Shakespeare’s Macbeth, Lady Macbeth, King Lear, the annoying Hamlet--none grasps our sympathy entirely; nor does Othello. Albert Camus’ “The Stranger” is no lover of humanity. In Greek tragedy, just as in popular bestsellers, the most villainous and unsympathetic characters are the ones we remember, including Medea (about whom this writer, however, wrote sympathetically in a novel, proving that Jason was the villain). Ellen Berent, in that underrated novel “Leave Her to Heaven” by Ben Ames Williams, is chilling and unforgettable; she blithely kills everyone who comes close to her husband. Blanche DuBois is sympathetic until we imagine her taking up quarters in one’s own house and then our sympathy might rush to villainous Stanley. Willy Loman is most often irritating, Lolita is dumb but cunning and Humbert Humbert is a pervert.

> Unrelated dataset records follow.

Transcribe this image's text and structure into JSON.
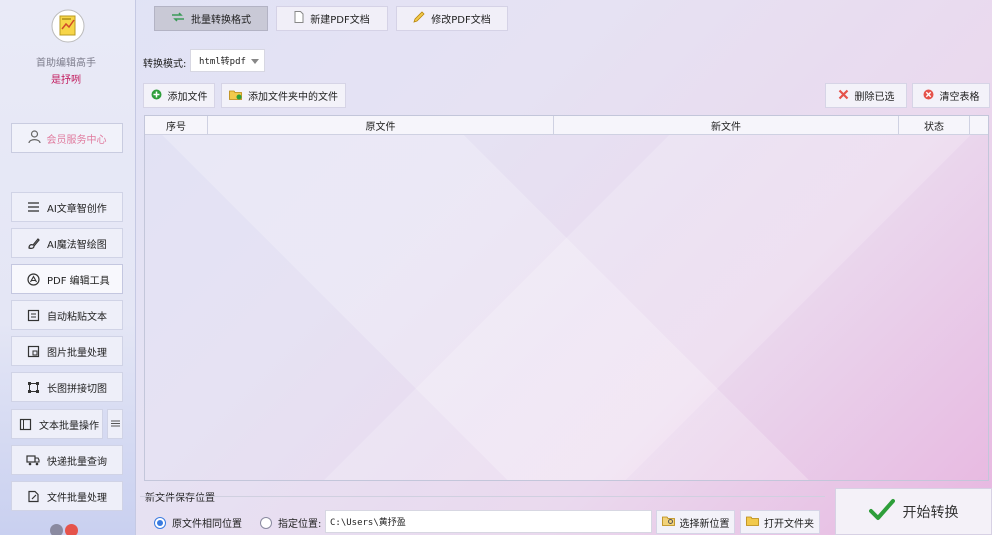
{
  "sidebar": {
    "app_name": "首助编辑高手",
    "user_name": "是抒咧",
    "member_center": "会员服务中心",
    "items": [
      {
        "label": "AI文章智创作",
        "icon": "lines-icon"
      },
      {
        "label": "AI魔法智绘图",
        "icon": "brush-icon"
      },
      {
        "label": "PDF 编辑工具",
        "icon": "pdf-icon"
      },
      {
        "label": "自动粘贴文本",
        "icon": "paste-icon"
      },
      {
        "label": "图片批量处理",
        "icon": "image-icon"
      },
      {
        "label": "长图拼接切图",
        "icon": "crop-icon"
      },
      {
        "label": "文本批量操作",
        "icon": "text-icon"
      },
      {
        "label": "快递批量查询",
        "icon": "truck-icon"
      },
      {
        "label": "文件批量处理",
        "icon": "file-edit-icon"
      }
    ]
  },
  "tabs": [
    {
      "label": "批量转换格式",
      "icon": "convert-icon"
    },
    {
      "label": "新建PDF文档",
      "icon": "document-icon"
    },
    {
      "label": "修改PDF文档",
      "icon": "pencil-icon"
    }
  ],
  "mode": {
    "label": "转换模式:",
    "value": "html转pdf"
  },
  "toolbar": {
    "add_file": "添加文件",
    "add_folder": "添加文件夹中的文件",
    "delete_selected": "删除已选",
    "clear_table": "清空表格"
  },
  "table": {
    "columns": [
      "序号",
      "原文件",
      "新文件",
      "状态"
    ]
  },
  "save": {
    "section_label": "新文件保存位置",
    "option_same": "原文件相同位置",
    "option_custom": "指定位置:",
    "path": "C:\\Users\\黄抒盈",
    "choose_btn": "选择新位置",
    "open_btn": "打开文件夹"
  },
  "start_btn": "开始转换",
  "colors": {
    "accent": "#c2185b",
    "radio_on": "#3a7be0",
    "check_green": "#2e9e3a",
    "delete_red": "#e5534b"
  }
}
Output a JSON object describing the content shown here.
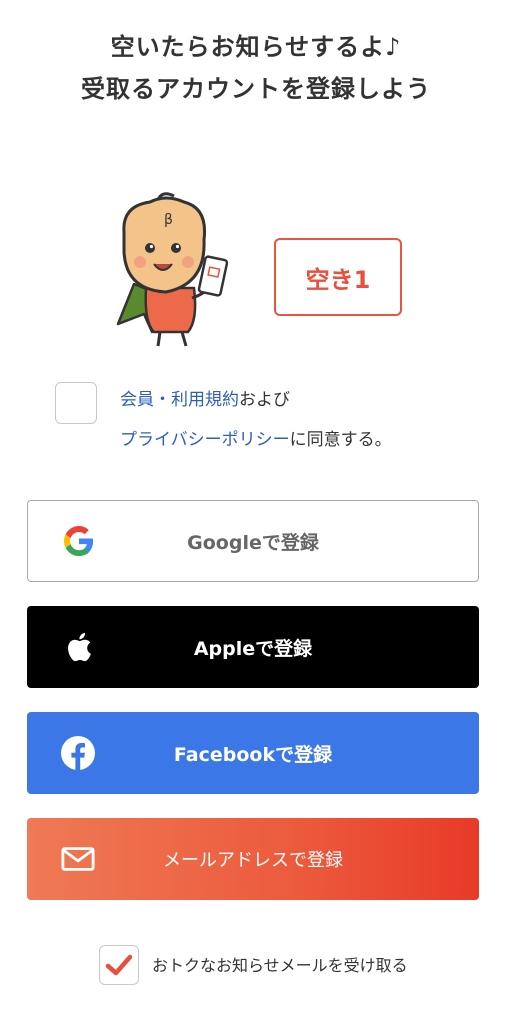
{
  "headline": {
    "line1": "空いたらお知らせするよ♪",
    "line2": "受取るアカウントを登録しよう"
  },
  "status": {
    "label": "空き1",
    "color": "#e8503c"
  },
  "agreement": {
    "terms_link": "会員・利用規約",
    "and_text": "および",
    "privacy_link": "プライバシーポリシー",
    "consent_text": "に同意する。",
    "checked": false
  },
  "buttons": {
    "google": {
      "label": "Googleで登録",
      "icon": "google-g-icon"
    },
    "apple": {
      "label": "Appleで登録",
      "icon": "apple-icon"
    },
    "facebook": {
      "label": "Facebookで登録",
      "icon": "facebook-icon",
      "color": "#3b77e6"
    },
    "email": {
      "label": "メールアドレスで登録",
      "icon": "mail-icon"
    }
  },
  "newsletter": {
    "label": "おトクなお知らせメールを受け取る",
    "checked": true,
    "check_color": "#e8503c"
  }
}
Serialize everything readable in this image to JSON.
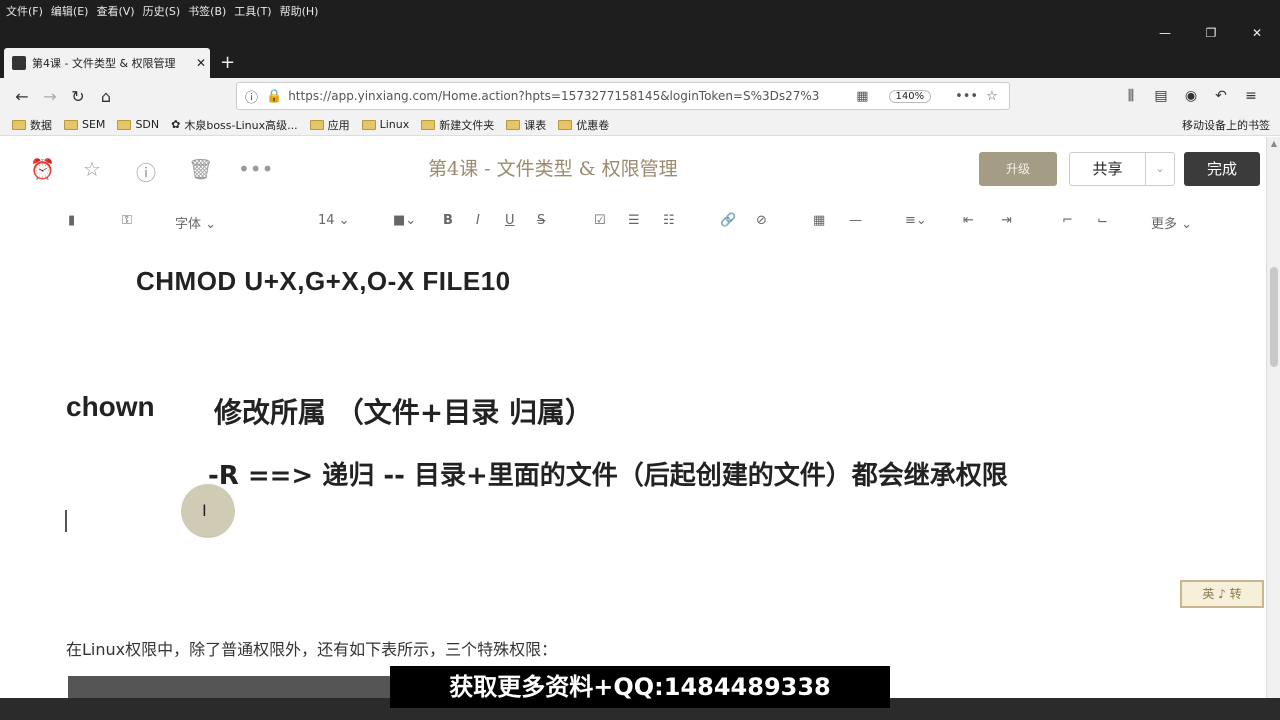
{
  "menubar": [
    "文件(F)",
    "编辑(E)",
    "查看(V)",
    "历史(S)",
    "书签(B)",
    "工具(T)",
    "帮助(H)"
  ],
  "window_controls": [
    "—",
    "❐",
    "✕"
  ],
  "tab": {
    "title": "第4课 - 文件类型 & 权限管理",
    "close": "✕",
    "new": "+"
  },
  "toolbar": {
    "url": "https://app.yinxiang.com/Home.action?hpts=1573277158145&loginToken=S%3Ds27%3",
    "zoom": "140%",
    "more": "•••",
    "star": "☆"
  },
  "bookmarks": [
    "数据",
    "SEM",
    "SDN",
    "木泉boss-Linux高级...",
    "应用",
    "Linux",
    "新建文件夹",
    "课表",
    "优惠卷"
  ],
  "mobile_bookmarks": "移动设备上的书签",
  "editor": {
    "title": "第4课 - 文件类型 & 权限管理",
    "upgrade": "升级",
    "share": "共享",
    "done": "完成",
    "font": "字体",
    "size": "14",
    "more": "更多"
  },
  "document": {
    "line1": "CHMOD  U+X,G+X,O-X  FILE10",
    "line2_cmd": "chown",
    "line2_desc": "修改所属 （文件+目录  归属）",
    "line3": "-R  ==> 递归 -- 目录+里面的文件（后起创建的文件）都会继承权限",
    "paragraph": "在Linux权限中，除了普通权限外，还有如下表所示，三个特殊权限：",
    "stamp": "英 ♪ 转"
  },
  "overlay": {
    "promo": "获取更多资料+QQ:1484489338"
  }
}
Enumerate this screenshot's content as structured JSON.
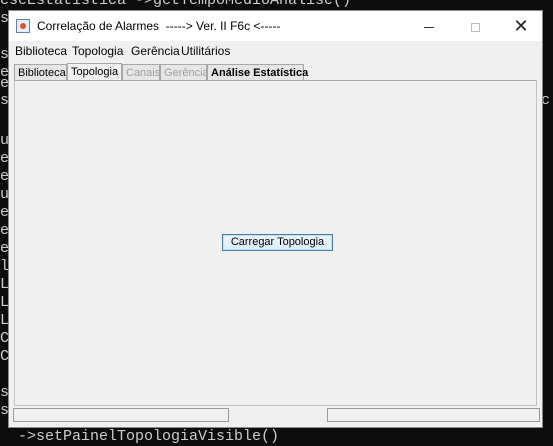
{
  "console": {
    "lines": [
      "eseEstatistica ->getTempoMedioAnalise()",
      "se",
      "se",
      "es",
      "es",
      "se",
      "",
      "um",
      "et",
      "et",
      "um",
      "et",
      "et",
      "et",
      "li",
      "Lo",
      "Lo",
      "Lo",
      "Ce",
      "Ce",
      "",
      "se",
      "se",
      "  ->setPainelTopologiaVisible()"
    ],
    "right_text": "c"
  },
  "window": {
    "title": "Correlação de Alarmes  -----> Ver. II F6c <-----",
    "controls": {
      "minimize": "",
      "maximize": "",
      "close": "✕"
    }
  },
  "menubar": [
    "Biblioteca",
    "Topologia",
    "Gerência",
    "Utilitários"
  ],
  "tabs": [
    {
      "label": "Biblioteca",
      "state": "normal"
    },
    {
      "label": "Topologia",
      "state": "selected"
    },
    {
      "label": "Canais",
      "state": "disabled"
    },
    {
      "label": "Gerência",
      "state": "disabled"
    },
    {
      "label": "Análise Estatística",
      "state": "normal"
    }
  ],
  "panel": {
    "button_label": "Carregar Topologia"
  }
}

We love hateful, selfish, manipulative characters--Scarlett O’Hara, Rhett Butler, Iago. Catherine and Heathcliff are horrors (and still manage at times to tear our hearts out). Whom do you sympathize with in any of Kafka’s books? The governess in Henry James’ “The Turn of the Screw” is a driven demon. In Carson McCullers’ perfect novel, “Reflections in a Golden Eye,” it is instantly apparent that the author despises every one of her characters, and so does the reader, but one reads on. Despicable, awful, frightening--but fascinating. That’s the key: Fascinating. Write about characters, good or evil, who fascinate.